Chris Pratt holds the raptors at bay in Jurassic World.

Due: 4/10

Tag: sk9

Choose a single moment from a movie or television episode and recreate that scene as closely as you can in a single photograph. Think about how you can creatively use wardrobe items or props that you already have at your disposal and the landscapes and building spaces available to you in order to create your scene. In fact, you might find that it’s best to begin by thinking about what you might be able to pull off and to work backward from there to choosing a scene.

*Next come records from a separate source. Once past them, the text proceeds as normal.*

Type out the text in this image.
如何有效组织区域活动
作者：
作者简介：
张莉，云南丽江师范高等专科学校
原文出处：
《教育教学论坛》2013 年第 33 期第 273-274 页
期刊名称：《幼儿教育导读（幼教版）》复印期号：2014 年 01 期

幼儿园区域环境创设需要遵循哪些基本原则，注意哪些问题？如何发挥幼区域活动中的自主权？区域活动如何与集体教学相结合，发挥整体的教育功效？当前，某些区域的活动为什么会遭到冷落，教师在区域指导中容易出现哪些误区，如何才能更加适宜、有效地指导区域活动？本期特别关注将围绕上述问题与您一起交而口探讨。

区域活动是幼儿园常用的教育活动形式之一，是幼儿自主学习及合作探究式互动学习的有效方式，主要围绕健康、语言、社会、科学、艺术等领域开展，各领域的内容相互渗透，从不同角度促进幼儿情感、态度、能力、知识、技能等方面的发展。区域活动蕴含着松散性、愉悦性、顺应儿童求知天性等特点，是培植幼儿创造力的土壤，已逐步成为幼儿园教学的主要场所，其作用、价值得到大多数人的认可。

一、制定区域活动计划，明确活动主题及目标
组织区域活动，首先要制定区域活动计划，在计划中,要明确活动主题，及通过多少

By definition, you don’t have incredibly powerful movie cameras, cinematographers, a cast and crew, a prop and set design department, and CGI f/x staff for post production; therefore, you are never going to perfectly recreate any scene. However, with a little creativity you can still create a powerful version of a scene even without all that fancy paraphernalia, as in the version of Jurassic World at the top of this post and others seen here.

More than a decade ago, I recreated these scenes above as part of a larger photographic creative project. For my version of Lost in Translation, I rearranged the furniture in my bedroom and borrowed my wife’s bathrobe. I could never quite get the tilt of my head right. For my recreation of Albrecht Dürer’s Self Portrait of 1500, I couldn’t reproduce the proportions because I was required to make all my shots 4×3 landscape photos and my hair wasn’t long enough to quite pull off the portrait. But I bought a black plastic tablecloth for 99 cents for the background and made the sleeve decorations with crayons on paper. I used a fuzzy scarf and an old leather jacket for the clothes. Despite taking numerous shots and studying the painting very, very closely, I could never get my right hand into exactly the correct position.